Były współpracownik Antoniego Macierewicza zapewnia, że oskarżenia Misiły są bezpodstawne. - Ja nie dysponowałem żadną kartą służbową. Ani jako szef gabinetu politycznego, ani jako rzecznik prasowy. Funkcję rzecznika pełniłem społecznie. Przysługiwał mi fundusz reprezentacyjny, ale przez ten okres nie wydałem ani jednej złotówki - mówi Misiewicz na antenie TVP Info.
Jak były rzecznik MON tłumaczy ataki na jego osobę? - Chcę wierzyć, że wypowiedź Misiło, to był głupi wygłup. Z mojej strony skończył się już czas pobłażania. W najbliższych dniach skieruję sprawę do sądu. Nigdy nie używałem narkotyków. Liczę, że będzie umiał przeprosić - deklaruje.

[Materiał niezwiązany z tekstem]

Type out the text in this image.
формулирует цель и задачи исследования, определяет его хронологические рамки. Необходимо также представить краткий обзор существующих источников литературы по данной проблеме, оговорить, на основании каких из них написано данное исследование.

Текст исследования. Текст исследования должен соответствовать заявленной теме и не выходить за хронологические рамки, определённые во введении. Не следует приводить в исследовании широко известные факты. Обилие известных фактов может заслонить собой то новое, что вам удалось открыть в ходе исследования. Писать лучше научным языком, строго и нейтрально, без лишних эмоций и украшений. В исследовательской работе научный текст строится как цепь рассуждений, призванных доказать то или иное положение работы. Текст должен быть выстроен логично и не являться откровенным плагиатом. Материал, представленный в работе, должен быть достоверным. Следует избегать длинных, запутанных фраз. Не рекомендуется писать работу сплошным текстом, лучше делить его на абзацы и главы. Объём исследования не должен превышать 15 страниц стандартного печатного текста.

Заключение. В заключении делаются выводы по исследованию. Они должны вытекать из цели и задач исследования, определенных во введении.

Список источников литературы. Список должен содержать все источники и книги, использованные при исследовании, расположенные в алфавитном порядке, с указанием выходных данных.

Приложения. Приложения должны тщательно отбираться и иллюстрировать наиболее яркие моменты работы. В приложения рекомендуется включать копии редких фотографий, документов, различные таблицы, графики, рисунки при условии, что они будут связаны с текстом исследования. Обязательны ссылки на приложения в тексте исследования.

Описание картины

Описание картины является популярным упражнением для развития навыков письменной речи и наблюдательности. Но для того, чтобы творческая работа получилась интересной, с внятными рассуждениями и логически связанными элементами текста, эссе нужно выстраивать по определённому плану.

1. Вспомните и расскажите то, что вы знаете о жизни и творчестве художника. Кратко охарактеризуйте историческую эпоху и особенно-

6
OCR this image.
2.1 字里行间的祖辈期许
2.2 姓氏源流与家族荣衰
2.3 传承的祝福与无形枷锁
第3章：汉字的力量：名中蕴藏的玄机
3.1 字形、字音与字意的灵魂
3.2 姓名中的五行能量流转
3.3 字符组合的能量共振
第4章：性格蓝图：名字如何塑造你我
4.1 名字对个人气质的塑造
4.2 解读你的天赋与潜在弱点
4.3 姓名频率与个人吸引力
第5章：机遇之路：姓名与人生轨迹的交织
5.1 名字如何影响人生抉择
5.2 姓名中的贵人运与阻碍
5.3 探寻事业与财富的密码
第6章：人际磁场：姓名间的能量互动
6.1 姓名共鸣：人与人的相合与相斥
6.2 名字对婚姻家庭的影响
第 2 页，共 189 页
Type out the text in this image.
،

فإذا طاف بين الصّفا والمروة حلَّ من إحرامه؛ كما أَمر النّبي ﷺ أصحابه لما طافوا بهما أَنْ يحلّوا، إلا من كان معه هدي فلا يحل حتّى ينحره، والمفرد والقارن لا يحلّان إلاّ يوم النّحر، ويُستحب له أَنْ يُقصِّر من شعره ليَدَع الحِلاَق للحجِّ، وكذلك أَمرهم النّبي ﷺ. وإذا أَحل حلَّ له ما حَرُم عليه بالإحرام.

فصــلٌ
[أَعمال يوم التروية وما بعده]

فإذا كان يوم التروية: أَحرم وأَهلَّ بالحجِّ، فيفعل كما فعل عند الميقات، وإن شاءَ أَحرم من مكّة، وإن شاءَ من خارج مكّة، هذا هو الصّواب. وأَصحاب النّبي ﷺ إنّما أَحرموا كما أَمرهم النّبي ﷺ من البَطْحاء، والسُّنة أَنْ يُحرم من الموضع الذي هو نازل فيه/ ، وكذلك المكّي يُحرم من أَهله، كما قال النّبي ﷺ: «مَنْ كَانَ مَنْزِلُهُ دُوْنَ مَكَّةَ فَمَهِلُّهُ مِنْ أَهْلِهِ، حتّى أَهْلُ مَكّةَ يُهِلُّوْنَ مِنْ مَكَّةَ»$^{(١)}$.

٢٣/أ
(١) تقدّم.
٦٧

- Sądzę, że ataki na mnie są wynikiem pracy, jaką przez 11 lat wykonywałem u boku Macierewicza. Politycy opozycji mają z tym problem. Mimo, że od prawie roku nie ma mnie w polityce, trwa atak na mnie - dodaje były rzecznik MON.
Misiewicz zaprzeczył też powiązaniom łączącym go ze stanowiskiem szefa PKP Cargo. - Obecnie jest dużo fake newsów. Jestem zdziwiony, że tak wielu poważnych ludzi, piastujących poważne stanowiska, daje się na takie coś nabrać - podsumowuje.